The “say the first thing” rule is about trusting our instincts and believing that our unique experiences have gifted us with valuable perspectives to contribute. As instructors, this could mean allowing for more extemporaneity, weaving in personal stories, and letting our individual viewpoints enrich our teaching. However, it’s crucial to clarify that this doesn’t mean blurting out incorrect information or unsubstantiated opinions. Rather, it’s about tapping into relevant anecdotes and examples that can illuminate the material, while still ensuring factual accuracy. Practicing storytelling exercises can help academics become more adept at this kind of engaging, off-the-cuff communication.

Making your partner look good is an act of generosity and support. In teaching, this means keeping students’ growth and success at the heart of our efforts, providing the scaffolding and opportunities for them to stretch themselves and shine. But this ethic of lifting up others can also revolutionize our professional relationships. Imagine a departmental culture where everyone is committed to making their colleagues look good – sharing resources, offering constructive feedback, celebrating each other’s wins. Academics can hone this skill through improv exercises like “Expert’s Game” (where the goal is to make your partner seem like an expert in whatever subject they’re speaking about), and then carry that spirit of support into their daily professional interactions.

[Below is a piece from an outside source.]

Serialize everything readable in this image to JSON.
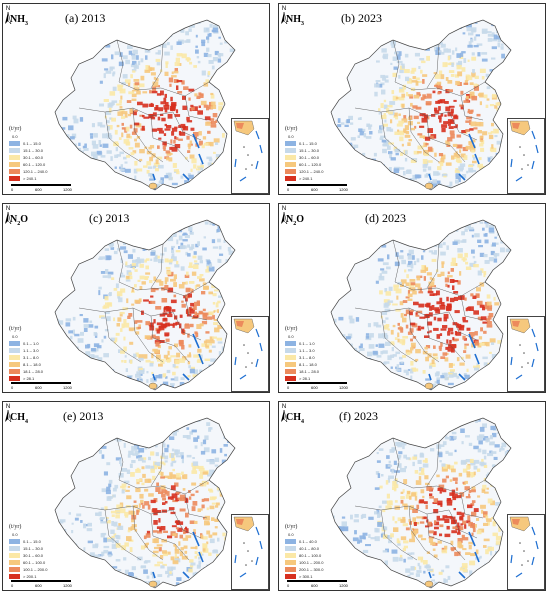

Some specific action items academics can take to apply improv principles to their professional development:

  1. Organize improv workshops or regular improv practice sessions with colleagues to build “Yes, and…” muscles and develop comfort with spontaneity.
  2. Start faculty meetings or collaborative sessions with short improv games to set a tone of building on each other’s ideas.
  3. Challenge yourself to include at least one relevant personal anecdote or illustrative example in each lecture to make content more relatable and engaging for students.
  4. When giving feedback on a colleague’s work, make a conscious effort to find ways to build on their ideas before offering critique.
  5. Initiate a departmental practice of publicly celebrating each other’s professional accomplishments and milestones.
  6. Incorporate “make your partner look good” exercises into student training to foster a culture of lifting each other up.

Disclaimer: While improv techniques can add spontaneity and engagement to teaching, it’s important to underscore that educators should never sacrifice accuracy for improvisation. Extemporaneous stories and examples should always be in service of clarifying course content, not contradicting or replacing it.

By thoughtfully applying improv principles to an academic setting, educators can become more dynamic, supportive, and innovative – not just in their teaching but in all aspects of their professional lives. While Diggles may not have had academia in mind when penning his book, the insights within can nonetheless help academics unleash their full creative and collaborative potential, while still maintaining the rigor and precision essential to scholarly work.